14 Ağustos 2018

33. Hafta ve diğer şeyler

33. haftanın sorusu: 10 yıl önce neredeydin? 

Muhtemelen yaz tatili sebebiyle Eskişehir'deydim. Sene boyunca ise İstanbul'da, üniversitedeydim. Üniversite biteli çok daha uzun zaman geçmiş gibi geliyor. Demek ki o kadar da olmamış, güzel.


Bu haftalık görevimi yerine getirdiğime göre, diğer ufak tefek haberlere geçebilirim. 

Ezgi'nin paylaştığı file çantadan ördüm. Uygun ip aramaya sabrım olmadığından, elimdekilerle hemen başladım, yünlü bi ipten ördüm. Tabi o zamanlar burda hava çok sıcaktı, çantanın herhangi bi yerine dokununca yakıyordu, o yüzden kullanamadım. Bi arkadaşım ziyarete geldi geçen hafta, hava serinlemişti, kullandı, sevdi. Ben de ne kadar kullanışlı bi çanta olduğunu görüp sevdim. 



Bu sırada bi ikinci elcide tişört ipi ya da spagetti ip, artık tam ismi hangisi bilmiyorum, bi ip buldum, baya ucuzdu da. Hemen yeni bi file çantaya başladım. Bikaç saatte biten, güzel işlerden bu file çanta da, hemen bitirdim tabi. Bu sfer kullanmak niyetindeyim bakalım.

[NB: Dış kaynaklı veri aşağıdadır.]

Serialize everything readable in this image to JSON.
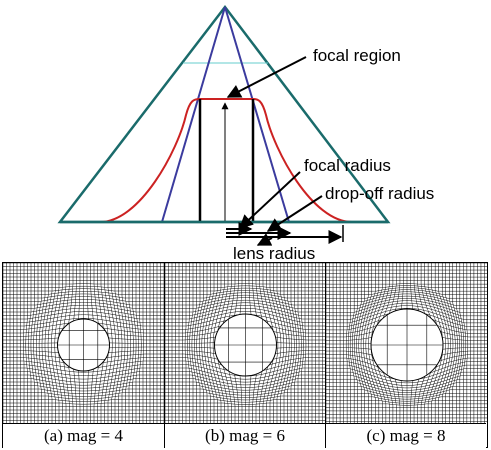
{
  "diagram": {
    "labels": {
      "focal_region": "focal region",
      "focal_radius": "focal radius",
      "dropoff_radius": "drop-off radius",
      "lens_radius": "lens radius"
    },
    "colors": {
      "triangle": "#1a6b6b",
      "inner_cone": "#3b3b9e",
      "profile": "#cc2222",
      "focal_line": "#66cccc"
    }
  },
  "panels": [
    {
      "caption": "(a) mag = 4",
      "magnification": 4
    },
    {
      "caption": "(b) mag = 6",
      "magnification": 6
    },
    {
      "caption": "(c) mag = 8",
      "magnification": 8
    }
  ]
}
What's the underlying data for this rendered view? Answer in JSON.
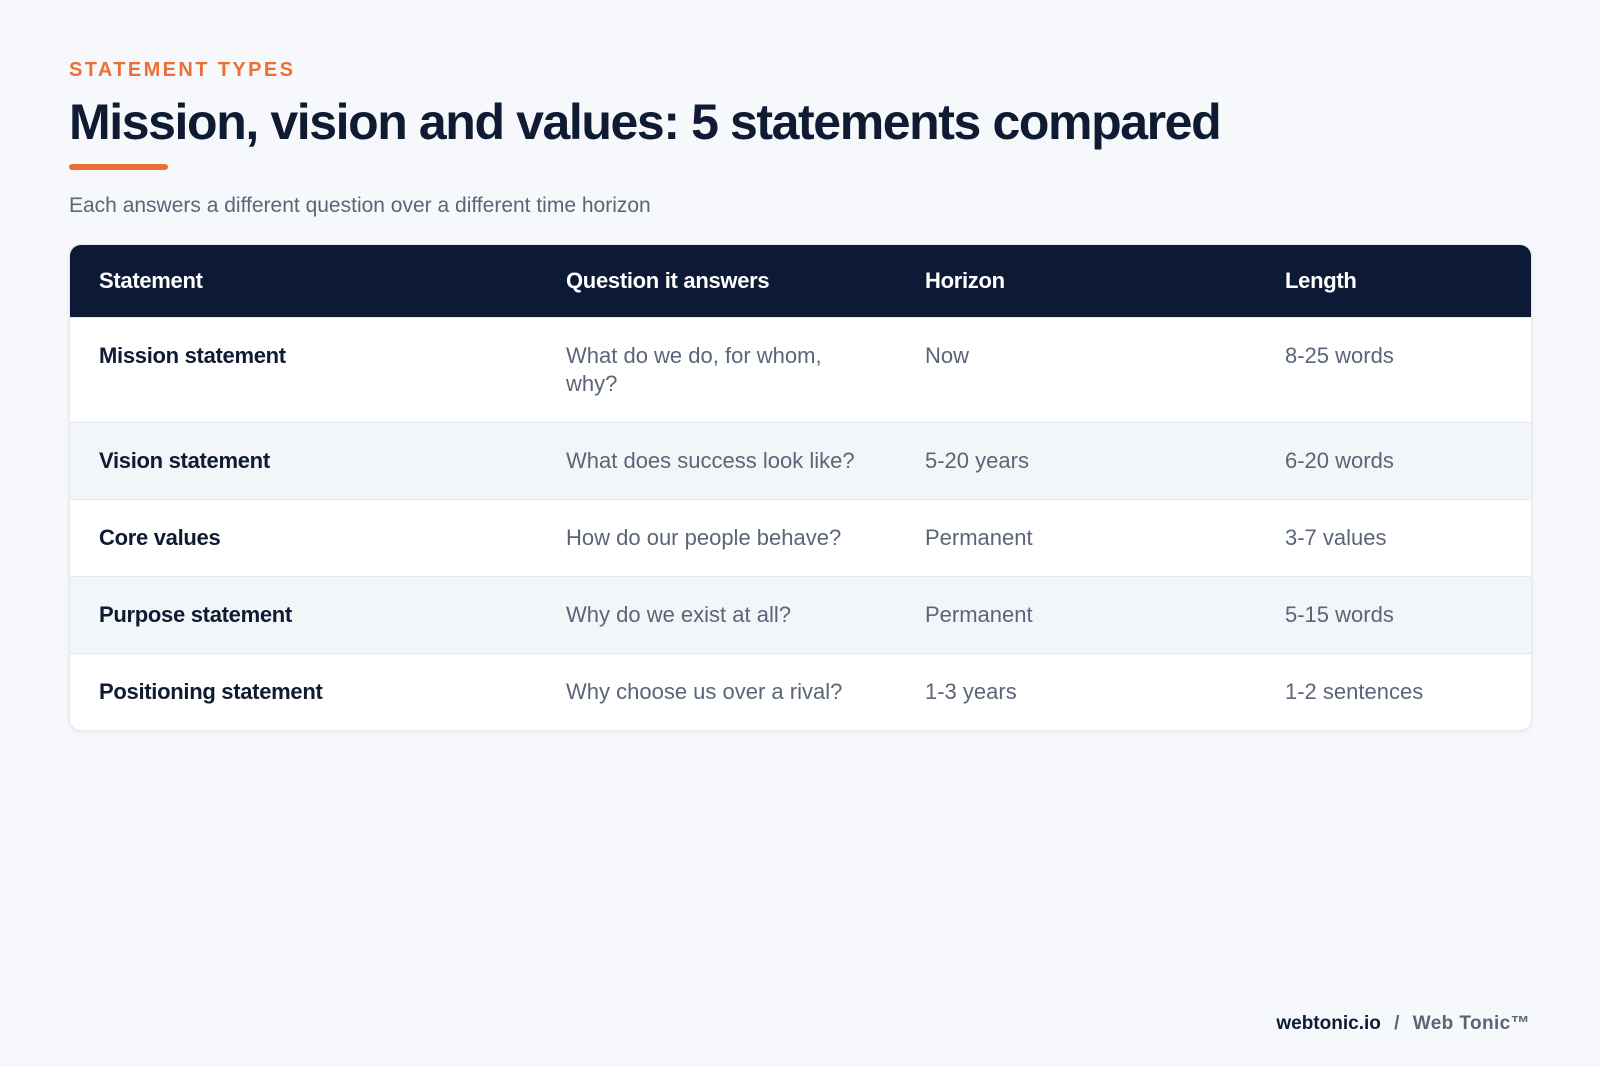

Bu arada aynı ikincielciden aynı ipin farklı bi rengini almıştım, bi yumakcık, onunla da kalemlik ördüm. Yeni ve basit bi örgü yöntemi öğrendim, ben bunu kullanırım. Artık bol bol sepet yapabilirim. Epey bi kalem taşıyor, bu kadar sağlam olmasını beklemiyordum. İşte karşınızda 50 gramlık yumakla, bi saatte yapılabilecek, işe yarar bi şey (sonra diyorlar ki ne bu örgü sevgisi..): 


He bi de burda yaz çok sıcak geçtiği için domatesler planlanandan hızlı olgunlaşmış, bi an önce elden çıkarmak için 4 senedir hiç görmediğimiz kadar düşük bi fiyata satışa sunulmuş (50cent/kg).  Bi kasa alıp menemen ve acılı ezme yaptık ilk defa. Henüz sızma yok, ikisi de sağlam. Bakalım sonuna kadar bozmadan tüketmeyi başarabilecek miyiz...

Filmler

Ölümlü Dünya: Ali Atay'ın yönettiği, son yıllarda ekranlarda görmeye alışkın olduğumuz komik tiplerin yer aldığı absürd komik film. Kendi çapında komik, ilginç bi film. Senaryosu, ana fikri ilginç en azından. Yerli filmlere torpil geçiyor olabilirim ama aynısını Holivud yapsa bayılırdık diyesim geliyor hep ama yapamazdı, çünkü filmin temelini yerli espriler oluşturuyor. Öte yandan İrem Sak'ı harcamışlar, o kadar komik bi kadına sıradan bi oyuncunun oynayacağı replikler yazmışlar gibi geldi. Neyse efenim, eğlenmelik, güzel film.



Our Souls at Night: Yaşlılıkla ilgili filmleri seviyorum, hele ki çok karamsar değilse. Bu da öyle bi film. Konusunu anlatmayayım, fragmanı zaten anlatıyor, yumuşak, gerçekçi, meditasyon tadında bi film işte. Jane Fonda'yı ve ses tonunu seviyorum.



Like Father: Yine bi miktar yaşlılık içerse de, bu filme başlama sebebim ana karakterimizi, Kristen Bell'i The Good Place dizisinden tanıyor ve seviyor oluşum. Yine yumuşaklık, gerçekçilik, biraz daha enerjiyle, komiklikle yoğrulup sunulmuş. Romantik komedi değil. Komedi de değil. Genç bir kadın ve bir baba. İş hayatı, aile hayatı, tatil kafası, evlilik zırvası, dostluk... Kafa boşaltmalık ama beyni de arkaplanda çalıştırmalık bi film.